Bazı haftalar insanın eli kaleme gitmiyor.
Yazacak şey kalmadığından değil, yazacak öyle çok şey olduğundan.
Bazen zaten bu mevzuda yazmışlığı çok olduğundan. (…)
Bazen işte boş sayfaya bakarken insan, sanki kurabileceği tüm cümleleri önceden kurmuş gibi hissediyor.
Acı bitmiyor, açlık bitmiyor, haksızlık, adaletsizlik bitmiyor. Hiçbir başlık azalmıyor, her gün yenisi ekleniyor.
Şimdiye kadar beş bin kez kullanmışımdır adalet kelimesini. (…)
Ben bu pazar bir tiyatro oyunu anlatmak isterdim.
Büyük bir salonda, kırmızı kadifeler ağır ağır açılırken yaşadığım heyecanı tarif etmek isterdim.
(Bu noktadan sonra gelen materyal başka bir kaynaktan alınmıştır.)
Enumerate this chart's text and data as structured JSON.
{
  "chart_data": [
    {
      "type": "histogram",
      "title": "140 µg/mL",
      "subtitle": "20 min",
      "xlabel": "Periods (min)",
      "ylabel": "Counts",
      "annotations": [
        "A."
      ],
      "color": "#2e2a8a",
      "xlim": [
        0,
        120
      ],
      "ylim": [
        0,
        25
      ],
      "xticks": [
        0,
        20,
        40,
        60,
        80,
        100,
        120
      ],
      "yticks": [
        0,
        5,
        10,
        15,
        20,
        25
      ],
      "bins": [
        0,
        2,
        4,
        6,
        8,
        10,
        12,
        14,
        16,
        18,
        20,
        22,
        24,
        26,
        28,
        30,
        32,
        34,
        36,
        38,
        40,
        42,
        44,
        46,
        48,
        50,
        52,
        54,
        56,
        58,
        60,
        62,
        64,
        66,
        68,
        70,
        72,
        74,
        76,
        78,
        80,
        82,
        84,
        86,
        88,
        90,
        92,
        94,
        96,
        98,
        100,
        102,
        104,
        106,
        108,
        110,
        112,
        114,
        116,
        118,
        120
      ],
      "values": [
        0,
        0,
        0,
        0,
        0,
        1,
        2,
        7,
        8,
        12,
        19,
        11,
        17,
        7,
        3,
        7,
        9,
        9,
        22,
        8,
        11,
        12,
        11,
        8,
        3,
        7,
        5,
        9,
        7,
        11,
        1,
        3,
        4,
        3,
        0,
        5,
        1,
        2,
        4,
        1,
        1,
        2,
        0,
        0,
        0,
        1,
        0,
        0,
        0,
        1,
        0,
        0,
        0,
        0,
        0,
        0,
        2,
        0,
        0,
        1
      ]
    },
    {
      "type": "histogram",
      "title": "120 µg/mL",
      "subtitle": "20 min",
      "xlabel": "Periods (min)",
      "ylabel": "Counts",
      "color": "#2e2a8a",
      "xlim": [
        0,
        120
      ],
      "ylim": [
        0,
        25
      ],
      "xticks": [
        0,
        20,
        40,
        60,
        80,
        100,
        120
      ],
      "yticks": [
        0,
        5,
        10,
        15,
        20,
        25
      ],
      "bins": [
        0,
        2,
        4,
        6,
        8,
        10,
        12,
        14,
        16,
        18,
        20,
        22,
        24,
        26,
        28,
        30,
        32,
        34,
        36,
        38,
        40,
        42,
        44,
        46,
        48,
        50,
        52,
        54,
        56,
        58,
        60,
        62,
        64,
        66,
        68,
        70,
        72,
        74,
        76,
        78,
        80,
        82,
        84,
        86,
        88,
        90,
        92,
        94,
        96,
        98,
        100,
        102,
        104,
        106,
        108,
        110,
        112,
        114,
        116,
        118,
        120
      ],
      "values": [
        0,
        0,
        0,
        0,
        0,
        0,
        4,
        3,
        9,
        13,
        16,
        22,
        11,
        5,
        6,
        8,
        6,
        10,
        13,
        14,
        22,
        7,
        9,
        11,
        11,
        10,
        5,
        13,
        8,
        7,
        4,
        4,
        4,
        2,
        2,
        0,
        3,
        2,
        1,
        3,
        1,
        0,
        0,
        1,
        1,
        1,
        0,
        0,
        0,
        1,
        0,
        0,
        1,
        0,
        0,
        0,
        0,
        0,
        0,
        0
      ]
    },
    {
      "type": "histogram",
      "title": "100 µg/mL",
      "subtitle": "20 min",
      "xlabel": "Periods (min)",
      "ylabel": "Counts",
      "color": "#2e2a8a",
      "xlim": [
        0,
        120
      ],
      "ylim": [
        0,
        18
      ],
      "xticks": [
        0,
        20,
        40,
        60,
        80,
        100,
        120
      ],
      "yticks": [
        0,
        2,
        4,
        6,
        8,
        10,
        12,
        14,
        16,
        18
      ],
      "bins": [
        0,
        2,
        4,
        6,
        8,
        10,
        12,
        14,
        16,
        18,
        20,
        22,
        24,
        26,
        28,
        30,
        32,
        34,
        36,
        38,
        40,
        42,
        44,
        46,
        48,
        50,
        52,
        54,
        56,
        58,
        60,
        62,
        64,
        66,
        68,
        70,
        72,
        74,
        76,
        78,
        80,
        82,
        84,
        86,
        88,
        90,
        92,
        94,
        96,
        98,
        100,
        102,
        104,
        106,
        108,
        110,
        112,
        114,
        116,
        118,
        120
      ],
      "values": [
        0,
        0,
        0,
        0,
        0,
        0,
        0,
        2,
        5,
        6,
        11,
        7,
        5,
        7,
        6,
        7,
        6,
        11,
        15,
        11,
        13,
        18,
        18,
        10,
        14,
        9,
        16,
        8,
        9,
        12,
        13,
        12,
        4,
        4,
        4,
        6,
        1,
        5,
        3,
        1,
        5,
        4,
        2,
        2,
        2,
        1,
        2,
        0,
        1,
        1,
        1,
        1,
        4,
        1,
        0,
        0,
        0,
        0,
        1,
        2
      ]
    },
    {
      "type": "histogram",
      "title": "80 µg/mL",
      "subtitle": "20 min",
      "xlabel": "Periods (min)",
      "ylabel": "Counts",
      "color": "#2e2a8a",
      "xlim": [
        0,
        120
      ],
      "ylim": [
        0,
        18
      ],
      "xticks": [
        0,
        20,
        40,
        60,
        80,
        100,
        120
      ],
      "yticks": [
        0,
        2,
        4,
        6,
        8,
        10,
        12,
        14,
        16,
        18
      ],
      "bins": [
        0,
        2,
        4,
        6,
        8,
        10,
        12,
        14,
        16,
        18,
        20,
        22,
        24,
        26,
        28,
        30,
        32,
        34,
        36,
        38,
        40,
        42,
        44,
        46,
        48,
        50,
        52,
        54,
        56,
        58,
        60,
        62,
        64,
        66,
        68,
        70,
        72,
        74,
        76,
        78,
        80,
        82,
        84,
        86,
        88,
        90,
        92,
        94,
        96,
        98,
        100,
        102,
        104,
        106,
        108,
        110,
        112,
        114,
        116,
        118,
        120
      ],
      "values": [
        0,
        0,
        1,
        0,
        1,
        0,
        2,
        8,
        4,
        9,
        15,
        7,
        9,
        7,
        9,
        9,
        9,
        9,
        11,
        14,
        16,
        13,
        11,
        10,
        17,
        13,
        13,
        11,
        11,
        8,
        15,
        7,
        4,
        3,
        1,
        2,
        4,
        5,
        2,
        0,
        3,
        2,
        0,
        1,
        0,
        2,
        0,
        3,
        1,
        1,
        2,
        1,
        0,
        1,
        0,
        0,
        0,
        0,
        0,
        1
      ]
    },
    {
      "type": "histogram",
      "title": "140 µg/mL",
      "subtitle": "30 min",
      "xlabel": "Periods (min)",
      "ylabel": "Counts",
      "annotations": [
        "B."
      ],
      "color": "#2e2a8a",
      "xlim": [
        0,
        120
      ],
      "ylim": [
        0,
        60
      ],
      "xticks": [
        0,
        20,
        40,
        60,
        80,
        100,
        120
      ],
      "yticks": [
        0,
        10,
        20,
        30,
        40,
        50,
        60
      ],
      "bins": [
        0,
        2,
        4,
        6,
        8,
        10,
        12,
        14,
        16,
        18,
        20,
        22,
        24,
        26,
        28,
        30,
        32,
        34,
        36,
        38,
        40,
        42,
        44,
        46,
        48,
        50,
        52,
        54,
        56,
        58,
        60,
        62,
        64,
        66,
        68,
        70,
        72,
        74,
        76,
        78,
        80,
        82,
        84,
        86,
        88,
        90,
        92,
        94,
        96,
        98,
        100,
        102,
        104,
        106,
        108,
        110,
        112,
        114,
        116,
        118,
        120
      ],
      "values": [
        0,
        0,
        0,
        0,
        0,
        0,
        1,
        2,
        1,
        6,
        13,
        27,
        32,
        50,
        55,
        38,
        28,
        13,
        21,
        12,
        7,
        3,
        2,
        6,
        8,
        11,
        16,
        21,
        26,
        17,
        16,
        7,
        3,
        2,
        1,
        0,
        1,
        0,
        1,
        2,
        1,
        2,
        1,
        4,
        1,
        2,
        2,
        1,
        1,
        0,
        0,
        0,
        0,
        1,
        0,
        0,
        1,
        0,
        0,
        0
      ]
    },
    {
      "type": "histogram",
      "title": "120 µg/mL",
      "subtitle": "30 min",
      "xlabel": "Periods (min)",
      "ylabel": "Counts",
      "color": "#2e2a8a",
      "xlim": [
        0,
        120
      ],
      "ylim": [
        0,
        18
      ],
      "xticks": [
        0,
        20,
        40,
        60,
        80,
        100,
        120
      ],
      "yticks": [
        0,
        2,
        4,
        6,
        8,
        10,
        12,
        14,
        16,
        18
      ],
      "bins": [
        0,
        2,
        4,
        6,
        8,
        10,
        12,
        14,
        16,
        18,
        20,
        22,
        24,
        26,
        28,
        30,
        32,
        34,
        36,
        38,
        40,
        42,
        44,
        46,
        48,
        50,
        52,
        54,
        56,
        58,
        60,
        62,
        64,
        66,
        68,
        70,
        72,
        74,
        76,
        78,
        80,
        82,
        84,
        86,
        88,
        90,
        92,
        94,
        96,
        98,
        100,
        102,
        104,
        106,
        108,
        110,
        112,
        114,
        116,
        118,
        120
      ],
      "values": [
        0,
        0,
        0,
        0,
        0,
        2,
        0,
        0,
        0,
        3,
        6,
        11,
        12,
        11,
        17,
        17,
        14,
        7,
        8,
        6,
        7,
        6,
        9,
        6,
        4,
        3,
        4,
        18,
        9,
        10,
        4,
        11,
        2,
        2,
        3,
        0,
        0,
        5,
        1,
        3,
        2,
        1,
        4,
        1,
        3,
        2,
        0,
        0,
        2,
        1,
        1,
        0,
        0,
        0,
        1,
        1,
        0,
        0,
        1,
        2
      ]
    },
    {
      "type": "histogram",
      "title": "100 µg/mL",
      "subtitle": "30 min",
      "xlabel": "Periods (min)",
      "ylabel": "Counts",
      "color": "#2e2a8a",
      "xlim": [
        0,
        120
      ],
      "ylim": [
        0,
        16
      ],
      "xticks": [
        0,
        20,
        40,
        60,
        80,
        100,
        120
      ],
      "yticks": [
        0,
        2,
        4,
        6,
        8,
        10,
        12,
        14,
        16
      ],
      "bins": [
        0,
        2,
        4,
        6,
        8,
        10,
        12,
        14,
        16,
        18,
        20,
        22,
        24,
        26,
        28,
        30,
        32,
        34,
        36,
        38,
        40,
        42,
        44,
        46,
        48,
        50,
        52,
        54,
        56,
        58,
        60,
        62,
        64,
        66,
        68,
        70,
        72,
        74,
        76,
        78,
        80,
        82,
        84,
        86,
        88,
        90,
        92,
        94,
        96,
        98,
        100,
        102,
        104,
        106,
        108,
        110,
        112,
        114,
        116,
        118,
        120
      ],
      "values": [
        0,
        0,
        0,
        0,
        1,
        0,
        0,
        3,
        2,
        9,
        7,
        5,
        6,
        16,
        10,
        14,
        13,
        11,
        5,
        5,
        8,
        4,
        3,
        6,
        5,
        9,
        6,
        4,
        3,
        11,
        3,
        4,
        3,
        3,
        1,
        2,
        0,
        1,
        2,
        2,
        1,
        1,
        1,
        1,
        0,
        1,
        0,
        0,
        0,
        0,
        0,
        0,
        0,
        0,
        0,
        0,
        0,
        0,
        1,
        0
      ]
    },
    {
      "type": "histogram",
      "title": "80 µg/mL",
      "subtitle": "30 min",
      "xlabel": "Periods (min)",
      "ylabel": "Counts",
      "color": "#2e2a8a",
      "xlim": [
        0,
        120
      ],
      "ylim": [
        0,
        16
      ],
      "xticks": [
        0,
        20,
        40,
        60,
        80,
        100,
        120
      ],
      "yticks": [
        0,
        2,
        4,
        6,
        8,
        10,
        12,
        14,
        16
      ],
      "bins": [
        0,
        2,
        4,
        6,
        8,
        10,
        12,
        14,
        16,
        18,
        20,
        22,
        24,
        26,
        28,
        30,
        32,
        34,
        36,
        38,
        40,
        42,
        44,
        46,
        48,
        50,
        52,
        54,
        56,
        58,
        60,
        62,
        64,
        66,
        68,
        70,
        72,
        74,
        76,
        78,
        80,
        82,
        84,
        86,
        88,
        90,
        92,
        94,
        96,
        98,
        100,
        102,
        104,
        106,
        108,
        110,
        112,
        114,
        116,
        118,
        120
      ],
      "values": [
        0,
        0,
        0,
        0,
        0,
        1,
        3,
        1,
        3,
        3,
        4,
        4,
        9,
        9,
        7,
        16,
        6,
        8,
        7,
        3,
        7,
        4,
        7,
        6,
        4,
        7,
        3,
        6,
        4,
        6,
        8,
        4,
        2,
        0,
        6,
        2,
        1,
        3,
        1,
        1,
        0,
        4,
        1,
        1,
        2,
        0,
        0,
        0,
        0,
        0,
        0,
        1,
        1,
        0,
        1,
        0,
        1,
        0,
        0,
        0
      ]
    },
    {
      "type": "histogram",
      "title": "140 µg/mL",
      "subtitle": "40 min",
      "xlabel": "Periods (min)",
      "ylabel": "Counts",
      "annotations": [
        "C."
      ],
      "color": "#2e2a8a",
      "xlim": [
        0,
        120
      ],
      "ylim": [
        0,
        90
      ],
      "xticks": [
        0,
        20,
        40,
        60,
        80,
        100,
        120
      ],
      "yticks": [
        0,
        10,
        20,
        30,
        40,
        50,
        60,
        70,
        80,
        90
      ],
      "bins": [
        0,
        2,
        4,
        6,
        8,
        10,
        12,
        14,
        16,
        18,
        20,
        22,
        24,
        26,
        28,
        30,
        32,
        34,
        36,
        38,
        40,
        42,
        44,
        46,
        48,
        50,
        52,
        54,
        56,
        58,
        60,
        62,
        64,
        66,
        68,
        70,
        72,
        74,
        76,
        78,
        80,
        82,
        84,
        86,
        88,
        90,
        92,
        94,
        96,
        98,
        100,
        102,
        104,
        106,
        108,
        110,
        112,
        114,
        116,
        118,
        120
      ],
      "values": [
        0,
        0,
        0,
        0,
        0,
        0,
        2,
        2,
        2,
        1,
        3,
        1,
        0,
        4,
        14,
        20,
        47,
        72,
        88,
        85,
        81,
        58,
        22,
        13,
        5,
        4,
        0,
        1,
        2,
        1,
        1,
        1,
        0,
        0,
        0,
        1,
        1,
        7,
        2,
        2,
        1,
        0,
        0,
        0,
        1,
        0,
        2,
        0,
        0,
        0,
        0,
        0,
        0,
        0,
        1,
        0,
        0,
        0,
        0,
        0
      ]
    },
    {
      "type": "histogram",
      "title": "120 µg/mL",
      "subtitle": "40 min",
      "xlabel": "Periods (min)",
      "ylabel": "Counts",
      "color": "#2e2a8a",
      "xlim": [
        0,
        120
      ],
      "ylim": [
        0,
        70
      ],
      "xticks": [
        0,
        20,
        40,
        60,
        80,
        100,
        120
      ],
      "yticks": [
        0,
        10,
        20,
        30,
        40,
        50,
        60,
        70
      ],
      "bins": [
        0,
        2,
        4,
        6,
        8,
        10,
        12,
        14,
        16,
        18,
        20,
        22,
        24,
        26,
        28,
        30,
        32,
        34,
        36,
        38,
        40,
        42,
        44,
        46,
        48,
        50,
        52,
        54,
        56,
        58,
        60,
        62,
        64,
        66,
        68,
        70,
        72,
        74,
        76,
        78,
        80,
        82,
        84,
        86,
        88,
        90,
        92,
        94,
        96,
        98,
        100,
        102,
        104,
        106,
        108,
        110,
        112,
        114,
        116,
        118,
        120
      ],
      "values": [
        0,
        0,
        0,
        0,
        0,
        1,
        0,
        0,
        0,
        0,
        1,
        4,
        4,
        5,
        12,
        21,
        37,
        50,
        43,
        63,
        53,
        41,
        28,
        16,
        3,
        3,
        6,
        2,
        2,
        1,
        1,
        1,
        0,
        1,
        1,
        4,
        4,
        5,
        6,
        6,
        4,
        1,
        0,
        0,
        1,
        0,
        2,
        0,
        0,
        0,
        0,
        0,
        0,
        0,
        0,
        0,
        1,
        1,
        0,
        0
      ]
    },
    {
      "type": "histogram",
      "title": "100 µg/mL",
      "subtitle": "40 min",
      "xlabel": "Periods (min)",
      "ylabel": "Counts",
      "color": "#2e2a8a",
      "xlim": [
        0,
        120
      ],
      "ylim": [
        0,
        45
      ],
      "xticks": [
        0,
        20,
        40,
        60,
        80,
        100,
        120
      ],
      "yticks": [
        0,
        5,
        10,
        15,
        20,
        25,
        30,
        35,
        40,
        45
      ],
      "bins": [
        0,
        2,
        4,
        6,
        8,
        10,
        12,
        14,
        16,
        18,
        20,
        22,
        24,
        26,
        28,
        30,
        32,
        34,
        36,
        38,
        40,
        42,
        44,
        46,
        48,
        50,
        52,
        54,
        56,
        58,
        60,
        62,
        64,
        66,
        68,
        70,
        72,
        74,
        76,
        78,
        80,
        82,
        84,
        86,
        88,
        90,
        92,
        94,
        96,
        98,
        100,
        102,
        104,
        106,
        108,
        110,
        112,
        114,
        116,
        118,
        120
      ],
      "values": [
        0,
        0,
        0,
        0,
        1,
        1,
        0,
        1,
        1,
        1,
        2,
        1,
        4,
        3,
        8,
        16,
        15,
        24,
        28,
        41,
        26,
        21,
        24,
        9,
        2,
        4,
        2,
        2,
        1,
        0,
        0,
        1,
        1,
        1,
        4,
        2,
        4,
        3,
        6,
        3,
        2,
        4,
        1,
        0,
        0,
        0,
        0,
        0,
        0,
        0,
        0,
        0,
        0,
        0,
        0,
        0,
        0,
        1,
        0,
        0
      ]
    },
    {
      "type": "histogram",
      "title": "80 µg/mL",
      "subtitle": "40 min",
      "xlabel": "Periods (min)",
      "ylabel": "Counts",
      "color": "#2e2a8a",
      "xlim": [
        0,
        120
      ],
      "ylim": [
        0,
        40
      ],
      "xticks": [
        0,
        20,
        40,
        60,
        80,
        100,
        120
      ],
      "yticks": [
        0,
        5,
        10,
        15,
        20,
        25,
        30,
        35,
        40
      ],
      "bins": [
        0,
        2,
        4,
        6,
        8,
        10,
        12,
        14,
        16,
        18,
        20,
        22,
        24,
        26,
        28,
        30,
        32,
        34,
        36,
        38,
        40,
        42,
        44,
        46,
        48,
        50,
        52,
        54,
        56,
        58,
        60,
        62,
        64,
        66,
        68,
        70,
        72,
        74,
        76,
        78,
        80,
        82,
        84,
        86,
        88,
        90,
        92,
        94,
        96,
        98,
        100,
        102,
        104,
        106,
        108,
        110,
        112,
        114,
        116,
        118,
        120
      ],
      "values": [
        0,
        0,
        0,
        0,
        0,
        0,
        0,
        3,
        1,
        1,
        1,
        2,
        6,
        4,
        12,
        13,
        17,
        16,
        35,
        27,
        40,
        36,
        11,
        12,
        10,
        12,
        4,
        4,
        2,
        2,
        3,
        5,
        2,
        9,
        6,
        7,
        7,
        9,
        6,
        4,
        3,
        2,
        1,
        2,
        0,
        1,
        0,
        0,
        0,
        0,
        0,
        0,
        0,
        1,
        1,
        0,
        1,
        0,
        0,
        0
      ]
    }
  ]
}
Vakit olmadı, uzundur gidemedim. Yollar hep alanlara, adliyelere çıkıyor. Unutmaya yüz tuttuğum bir histir.
O hafızamızdaki salonların dönüşümündendir belki.
Kalabalık bir dost masasında bir kelimenin çağrışımıyla büyüyen tartışmayı anlatmak isterdim.